И однажды майским вечером в кромешной темноте своей комнаты Аглая, как всегда, просматривала порноролики, чтобы не рыдать; она увидела совершенный объект: он появился на экране посреди комнаты в стиле инди – длинное белое шрамированное тело в татуировках дотворк, пересеченных цветущей веткой ирисов, красивое лицо, на котором застыло слабоумное выражение, узкие кисти рук, роскошный двадцатисантиметровый член. Вся эта безупречно сконструированная механика секса, быстрые фрикции, напоминающие движения станка, белые тела, слюна и сперма. Жидкие кристаллы отражали свет, пиксели перемещались, превращаясь в бесконечную влагу внутри ее вагины. И она млела и текла. И затем, пережив кратковременное исчезновение в чужих стонах, Аглая ушла в ванную, там она отработанным жестом извлекла бритву из тонкой бумаги, похожей на папиросную, и с небольшим усилием несколько раз порезала свои бедра. В процессе она успела подумать: не слишком ли это в духе Эльфриды Елинек – резать себя после мастурбации? Увидев капли крови на кафельном полу, Аглая вспомнила своего друга, его давний невроз, связанный с мучительным волнением, почти страхом перед приходом клинера из-за таких же вот пятен крови в ванной. Их действительная дружба началась с короткого разговора об аутоагрессии, и он сказал ей тогда:
– Покажите руки.
И Аглая вытянула перед ним свои руки, он бегло и с недоверием оглядел паутину белесых слабых полосок до сгиба ее локтей и вынес свой вердикт:
– Детский сад.
И она ответила ему:
– Но вы же не видели моих бедер.
Безусловно, селфхарм в наши дни сближает людей быстрее и эффективнее алкоголя, думала Аглая, выключая свет в ванной комнате. Она обработала девять тонких полосок раствором хлоргексидина, выпила таблетку снотворного и легла в чистую постель, как в братскую могилу. Реминисценция наоборот – процесс забывания. Свернувшись калачиком, Аглая забывала: имена, лица, запахи, цветы, цвета, стекла, фантики, журналы, этикетки, названия, даты, поры, черты, ощущения, рождения, смерть Баха, Моцарта и дефлорацию. Ей нестерпимо хотелось увидеть ребенка, как чистые голубые глаза широко раскрываются, осмысляя ее не как молодую нервную женщину, а как часть Вселенной.

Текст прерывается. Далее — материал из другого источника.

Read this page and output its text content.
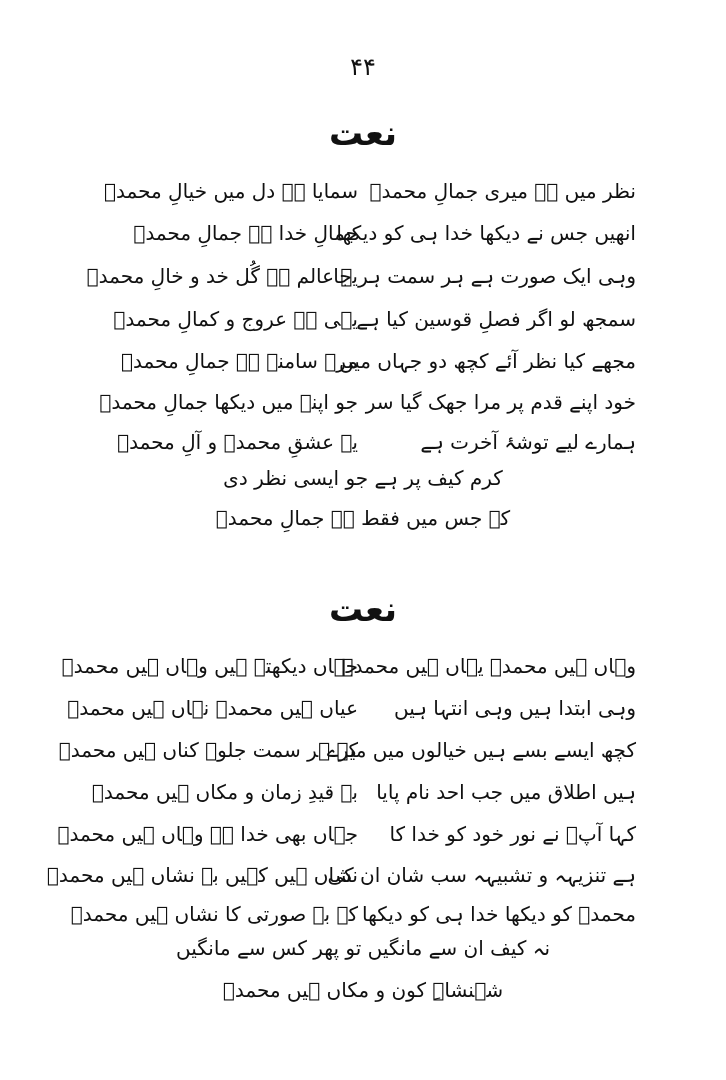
۴۴
نعت
نظر میں ہے میری جمالِ محمدؐ
سمایا ہے دل میں خیالِ محمدؐ
انھیں جس نے دیکھا خدا ہی کو دیکھا
جمالِ خدا ہے جمالِ محمدؐ
وہی ایک صورت ہے ہر سمت ہر جا
یہ عالم ہے گُل خد و خالِ محمدؐ
سمجھ لو اگر فصلِ قوسین کیا ہے
یہی ہے عروج و کمالِ محمدؐ
مجھے کیا نظر آئے کچھ دو جہاں میں
مرے سامنے ہے جمالِ محمدؐ
خود اپنے قدم پر مرا جھک گیا سر
جو اپنے میں دیکھا جمالِ محمدؐ
ہمارے لیے توشۂ آخرت ہے
یہ عشقِ محمدؐ و آلِ محمدؐ
کرم کیف پر ہے جو ایسی نظر دی
کہ جس میں فقط ہے جمالِ محمدؐ
نعت
وہاں ہیں محمدؐ یہاں ہیں محمدؐ
جہاں دیکھتے ہیں وہاں ہیں محمدؐ
وہی ابتدا ہیں وہی انتہا ہیں
عیاں ہیں محمدؐ نہاں ہیں محمدؐ
کچھ ایسے بسے ہیں خیالوں میں میرے
کہ ہر سمت جلوہ کناں ہیں محمدؐ
ہیں اطلاق میں جب احد نام پایا
بہ قیدِ زمان و مکاں ہیں محمدؐ
کہا آپؐ نے نور خود کو خدا کا
جہاں بھی خدا ہے وہاں ہیں محمدؐ
ہے تنزیہہ و تشبیہہ سب شان ان کی
نشاں ہیں کہیں بے نشاں ہیں محمدؐ
محمدؐ کو دیکھا خدا ہی کو دیکھا
کہ بے صورتی کا نشاں ہیں محمدؐ
نہ کیف ان سے مانگیں تو پھر کس سے مانگیں
شہنشاہِ کون و مکاں ہیں محمدؐ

Аглае приснилась магма – черная женщина, смерть с тысячью языков и фаллосов в руках и один сплошной густой язык нефти вместо тела. Раздваивающийся язык нефти, заражающий ее священной темнотой.

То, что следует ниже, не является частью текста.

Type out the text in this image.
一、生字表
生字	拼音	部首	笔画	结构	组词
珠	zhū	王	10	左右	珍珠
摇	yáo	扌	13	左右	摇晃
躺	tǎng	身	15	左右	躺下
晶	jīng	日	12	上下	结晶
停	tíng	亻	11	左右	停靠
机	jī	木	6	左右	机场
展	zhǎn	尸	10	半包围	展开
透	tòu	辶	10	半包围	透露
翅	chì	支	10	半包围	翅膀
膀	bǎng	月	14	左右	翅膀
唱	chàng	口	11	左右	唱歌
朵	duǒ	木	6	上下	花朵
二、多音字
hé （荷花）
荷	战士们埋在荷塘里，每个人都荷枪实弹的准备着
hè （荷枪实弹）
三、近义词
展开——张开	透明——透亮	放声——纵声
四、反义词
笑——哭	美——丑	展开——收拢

Удовольствие выходить из дома только под вечер, обреченность быть зависимой. Если бы Аглая научилась конвертировать собственную болезненность в лживые акции успеха, ей позавидовали бы сильные мира сего. Но она всегда стремилась только спрятаться от боли, укрыться от нее любым доступным способом, и ее внутренняя поврежденность росла, как полость незашитой раны. Днем в офисе, лакая черный растворимый кофе, отчего-то пахнущий хлоркой, она находилась в предгаллюцинаторном состоянии, ее уже не волновал новый рыжеволосый сотрудник, ее зрение и тело жаждали только воссоединения с мерцанием экрана. Она наивно думала о том, почему у всех знакомых ей мужчин не может быть настолько красивых членов, возможно, это бы сподвигло ее стать адептом хоть какой-то веры и даже соблюдать пост. Все, что ей было нужно, – это избавление от реальности любой ценой.

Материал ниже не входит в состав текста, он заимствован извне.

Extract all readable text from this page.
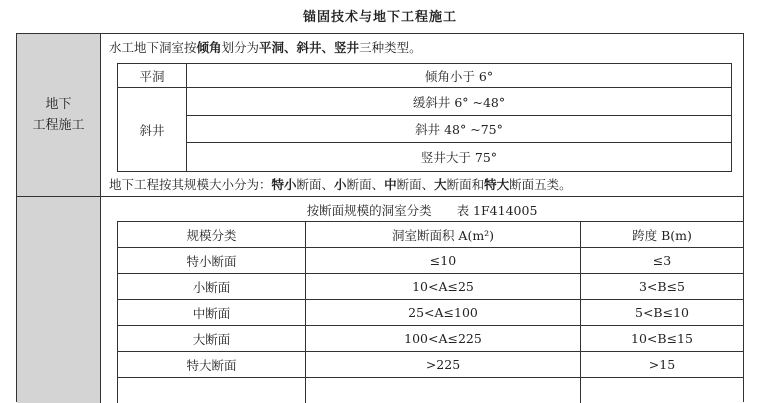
锚固技术与地下工程施工
地下
工程施工
水工地下洞室按倾角划分为平洞、斜井、竖井三种类型。
平洞	倾角小于 6°
斜井
缓斜井 6° ~48°
斜井 48° ~75°
竖井大于 75°
地下工程按其规模大小分为：特小断面、小断面、中断面、大断面和特大断面五类。
按断面规模的洞室分类　　表 1F414005
规模分类	洞室断面积 A(m²)	跨度 B(m)
特小断面	≤10	≤3
小断面	10<A≤25	3<B≤5
中断面	25<A≤100	5<B≤10
大断面	100<A≤225	10<B≤15
特大断面	>225	>15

Вечером все повторилось: Аглая открыла крышку лэптопа, на экране снова возникло белое тело и утвержденное сценарием движение агрессии, внезапно клавиатура стала горячей и лэптоп зашумел, моторы внутри него как будто сорвались с шестеренок и несколько секунд гудели, точно вертолет перед взлетом, прежде чем экран погас, актер успел схватить актрису за волосы, и воцарилась тьма, из устройства пошел дым, и затем внутри него что-то издало слабый всхлип, и тьма соединилась с тишиной.
Аглая надела темно-синий плащ и вышла из дома, она решила предать земле своего главного товарища последних лет. Прижимая лэптоп к груди, она прошла Крымскую набережную в легких сумерках и направилась в Нескучный сад сквозь воздух, раненный красотой цветения, в поисках тайного места для захоронения. Аглая миновала идеально упорядоченные ландшафтным дизайном молодые деревья, лавандовые сгустки, запахи сахарной ваты, смех счастливой молодежи на роликах и, поднимаясь в гору, проникла туда, где еще нетронутая листва, сгущаясь, становилась чуть более свободной; она раскопала руками влажную землю и опустила в теплую черноту тонкое металлическое тело лэптопа под номером CPWRN65KH3QD. Она заботливо белыми руками укладывала его поглубже, как утонувшего котенка или средневекового младенца, удушенного пуповиной при неудачных родах. Затем Аглая быстро засыпала могилу, оставив тонкое квадратное тело, хранящее тайну о рецепторах ее возбуждения, в весенней земле. Матрица экрана, столько раз воспроизводившего перед ней акты семяизвержения, теперь будет медленно покрываться ржавчиной, возможно, в непосредственной близости от других тайников с наркотическими веществами.
Стоит ли ей оплакивать эту смерть материнской платы и утрату источника однообразного удовольствия? Аглая уже знала, что возьмет новый ноутбук этой же марки в кредит и, вероятно, будет меньше есть, чем ускорит развитие своего гастрита в пылающее слово «язва», но разве сможет она смотреть на любимое ей белое тело в плохом качестве?
– Купишь мне вина? – Аглая посмотрела своими черными глазами якутского ребенка на знакомого из соседнего отдела.
Он кивнул:
– Почему нет?
Бар дымился от людей, два-три бокала красного, ее руки еще помнили мягкость земли и дым цифровой смерти.
Он спросил ее:
– К тебе или ко мне?
Он раздвинул ноги Аглаи на белых накрахмаленных простынях. Не так, не то, то лежит в тайном заповедном углу Нескучного сада.
«Что же делать? Пройти сквозь дно серого изнасилования или вступить в конфликт?»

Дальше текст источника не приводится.